Recurrent Neural Networks (RNN) are commonly used models to study neural computation. However, a comprehensive understanding of how dynamics in RNN emerge from the underlying connectivity is largely lacking. Previous work derived such an understanding for RNN fulfilling very specific constraints on their connectivity, but it is unclear whether the resulting insights apply more generally. Here we study how network dynamics are related to network connectivity in RNN trained without any specific constraints on several tasks previously employed in neuroscience. Despite the apparent high-dimensional connectivity of these RNN, we show that a low-dimensional, functionally relevant subspace of the weight matrix can be found through the identification of \textit{operative} dimensions, which we define as components of the connectivity whose removal has a large influence on local RNN dynamics.

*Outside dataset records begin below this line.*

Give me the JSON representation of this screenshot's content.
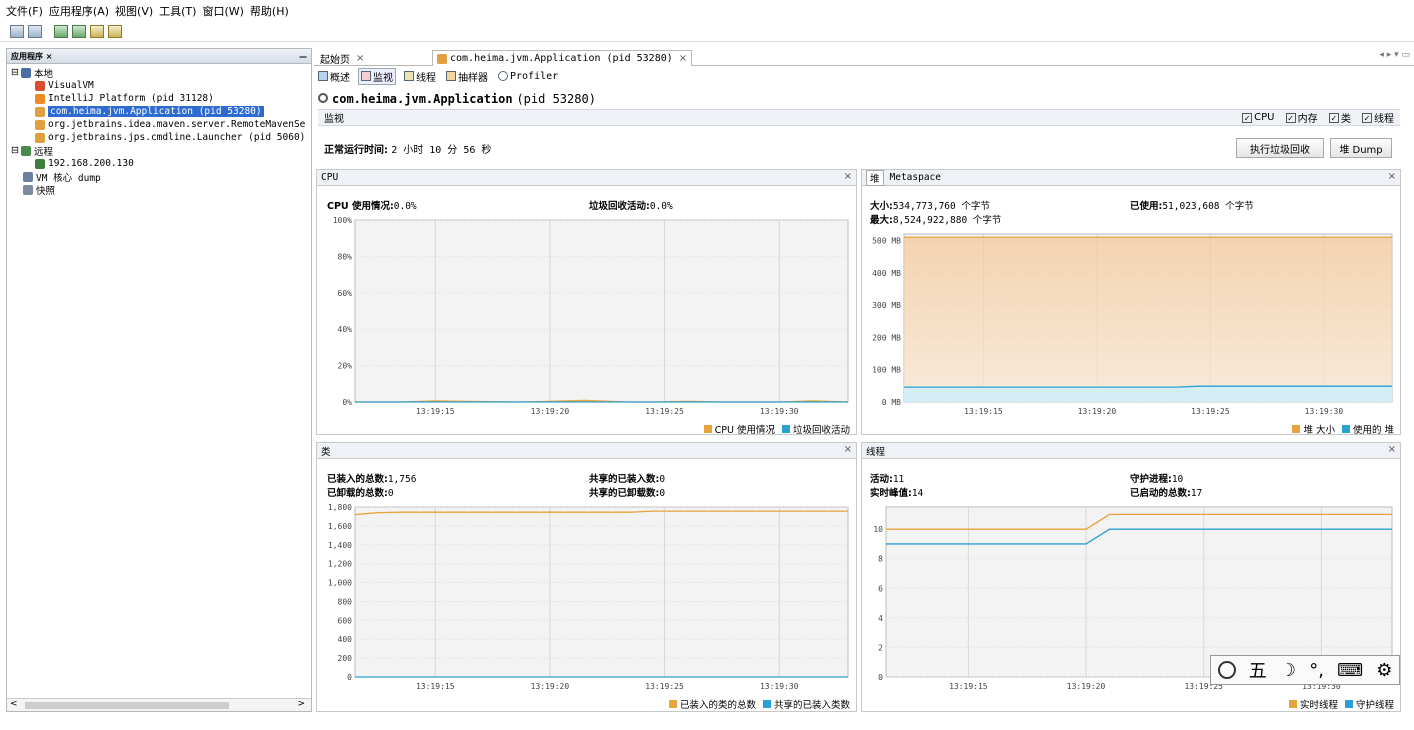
{
  "menu": [
    "文件(F)",
    "应用程序(A)",
    "视图(V)",
    "工具(T)",
    "窗口(W)",
    "帮助(H)"
  ],
  "left_panel": {
    "title": "应用程序 ×",
    "minimize": "—",
    "tree": [
      {
        "label": "本地",
        "level": 0,
        "icon": "computer-icon"
      },
      {
        "label": "VisualVM",
        "level": 2,
        "icon": "visualvm-icon"
      },
      {
        "label": "IntelliJ Platform (pid 31128)",
        "level": 2,
        "icon": "intellij-icon"
      },
      {
        "label": "com.heima.jvm.Application (pid 53280)",
        "level": 2,
        "icon": "java-icon",
        "selected": true
      },
      {
        "label": "org.jetbrains.idea.maven.server.RemoteMavenSe",
        "level": 2,
        "icon": "java-icon"
      },
      {
        "label": "org.jetbrains.jps.cmdline.Launcher (pid 5060)",
        "level": 2,
        "icon": "java-icon"
      },
      {
        "label": "远程",
        "level": 0,
        "icon": "remote-icon"
      },
      {
        "label": "192.168.200.130",
        "level": 2,
        "icon": "host-icon"
      },
      {
        "label": "VM 核心 dump",
        "level": 1,
        "icon": "coredump-icon"
      },
      {
        "label": "快照",
        "level": 1,
        "icon": "snapshot-icon"
      }
    ],
    "scroll_left": "<",
    "scroll_right": ">"
  },
  "tabs": [
    {
      "label": "起始页",
      "close": "×"
    },
    {
      "label": "com.heima.jvm.Application (pid 53280)",
      "close": "×",
      "active": true
    }
  ],
  "tab_nav": "◂ ▸ ▾ ▭",
  "subtabs": [
    {
      "label": "概述",
      "icon": "overview-icon"
    },
    {
      "label": "监视",
      "icon": "monitor-icon",
      "active": true
    },
    {
      "label": "线程",
      "icon": "threads-icon"
    },
    {
      "label": "抽样器",
      "icon": "sampler-icon"
    },
    {
      "label": "Profiler",
      "icon": "profiler-icon"
    }
  ],
  "app_title": {
    "name": "com.heima.jvm.Application",
    "pid": "(pid 53280)"
  },
  "section": {
    "title": "监视",
    "checkboxes": [
      "CPU",
      "内存",
      "类",
      "线程"
    ]
  },
  "uptime": {
    "label": "正常运行时间:",
    "value": "2 小时 10 分 56 秒"
  },
  "buttons": {
    "gc": "执行垃圾回收",
    "heap_dump": "堆 Dump"
  },
  "colors": {
    "orange": "#e8a33d",
    "blue": "#2aa0d4",
    "heap_fill": "#f3c99b",
    "heap_fill_light": "#fbe7d2",
    "used_fill": "#cfeefa"
  },
  "cpu_panel": {
    "title": "CPU",
    "close": "×",
    "stat1_label": "CPU 使用情况:",
    "stat1_value": "0.0%",
    "stat2_label": "垃圾回收活动:",
    "stat2_value": "0.0%",
    "legend": [
      "CPU 使用情况",
      "垃圾回收活动"
    ]
  },
  "heap_panel": {
    "title_tab1": "堆",
    "title_tab2": "Metaspace",
    "close": "×",
    "size_label": "大小:",
    "size_value": "534,773,760 个字节",
    "max_label": "最大:",
    "max_value": "8,524,922,880 个字节",
    "used_label": "已使用:",
    "used_value": "51,023,608 个字节",
    "legend": [
      "堆 大小",
      "使用的 堆"
    ]
  },
  "classes_panel": {
    "title": "类",
    "close": "×",
    "loaded_label": "已装入的总数:",
    "loaded_value": "1,756",
    "unloaded_label": "已卸载的总数:",
    "unloaded_value": "0",
    "shared_loaded_label": "共享的已装入数:",
    "shared_loaded_value": "0",
    "shared_unloaded_label": "共享的已卸载数:",
    "shared_unloaded_value": "0",
    "legend": [
      "已装入的类的总数",
      "共享的已装入类数"
    ]
  },
  "threads_panel": {
    "title": "线程",
    "close": "×",
    "live_label": "活动:",
    "live_value": "11",
    "peak_label": "实时峰值:",
    "peak_value": "14",
    "daemon_label": "守护进程:",
    "daemon_value": "10",
    "started_label": "已启动的总数:",
    "started_value": "17",
    "legend": [
      "实时线程",
      "守护线程"
    ]
  },
  "ime_toolbar": [
    "五",
    "☽",
    "°,",
    "⌨",
    "⚙"
  ],
  "chart_data": [
    {
      "type": "area",
      "name": "cpu",
      "x_ticks": [
        "13:19:15",
        "13:19:20",
        "13:19:25",
        "13:19:30"
      ],
      "y_ticks": [
        "0%",
        "20%",
        "40%",
        "60%",
        "80%",
        "100%"
      ],
      "ylim": [
        0,
        100
      ],
      "x": [
        0,
        2,
        3.5,
        5,
        7,
        8,
        10,
        12,
        13,
        14.5,
        16,
        18.5,
        20,
        21.5
      ],
      "series": [
        {
          "name": "CPU 使用情况",
          "values": [
            0,
            0,
            0.6,
            0.3,
            0,
            0.2,
            0.9,
            0,
            0,
            0.4,
            0,
            0,
            0.6,
            0
          ]
        },
        {
          "name": "垃圾回收活动",
          "values": [
            0,
            0,
            0,
            0,
            0,
            0,
            0,
            0,
            0,
            0,
            0,
            0,
            0,
            0
          ]
        }
      ]
    },
    {
      "type": "area",
      "name": "heap",
      "x_ticks": [
        "13:19:15",
        "13:19:20",
        "13:19:25",
        "13:19:30"
      ],
      "y_ticks": [
        "0 MB",
        "100 MB",
        "200 MB",
        "300 MB",
        "400 MB",
        "500 MB"
      ],
      "ylim": [
        0,
        520
      ],
      "x": [
        0,
        12,
        13,
        21.5
      ],
      "series": [
        {
          "name": "堆 大小",
          "values": [
            510,
            510,
            510,
            510
          ]
        },
        {
          "name": "使用的 堆",
          "values": [
            46,
            46,
            49,
            49
          ]
        }
      ]
    },
    {
      "type": "line",
      "name": "classes",
      "x_ticks": [
        "13:19:15",
        "13:19:20",
        "13:19:25",
        "13:19:30"
      ],
      "y_ticks": [
        "0",
        "200",
        "400",
        "600",
        "800",
        "1,000",
        "1,200",
        "1,400",
        "1,600",
        "1,800"
      ],
      "ylim": [
        0,
        1800
      ],
      "x": [
        0,
        1,
        2,
        12,
        13,
        21.5
      ],
      "series": [
        {
          "name": "已装入的类的总数",
          "values": [
            1720,
            1740,
            1745,
            1745,
            1756,
            1756
          ]
        },
        {
          "name": "共享的已装入类数",
          "values": [
            0,
            0,
            0,
            0,
            0,
            0
          ]
        }
      ]
    },
    {
      "type": "line",
      "name": "threads",
      "x_ticks": [
        "13:19:15",
        "13:19:20",
        "13:19:25",
        "13:19:30"
      ],
      "y_ticks": [
        "0",
        "2",
        "4",
        "6",
        "8",
        "10"
      ],
      "ylim": [
        0,
        11.5
      ],
      "x": [
        0,
        8.5,
        9.5,
        21.5
      ],
      "series": [
        {
          "name": "实时线程",
          "values": [
            10,
            10,
            11,
            11
          ]
        },
        {
          "name": "守护线程",
          "values": [
            9,
            9,
            10,
            10
          ]
        }
      ]
    }
  ]
}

We find that a weight matrix built from only a few operative dimensions is sufficient for the RNN to operate with the original performance, implying that much of the high-dimensional structure of the trained connectivity is functionally irrelevant. The existence of a low-dimensional, operative subspace in the weight matrix simplifies the challenge of linking connectivity to network dynamics and suggests that independent network functions may be placed in specific, separate subspaces of the weight matrix to avoid catastrophic forgetting in continual learning.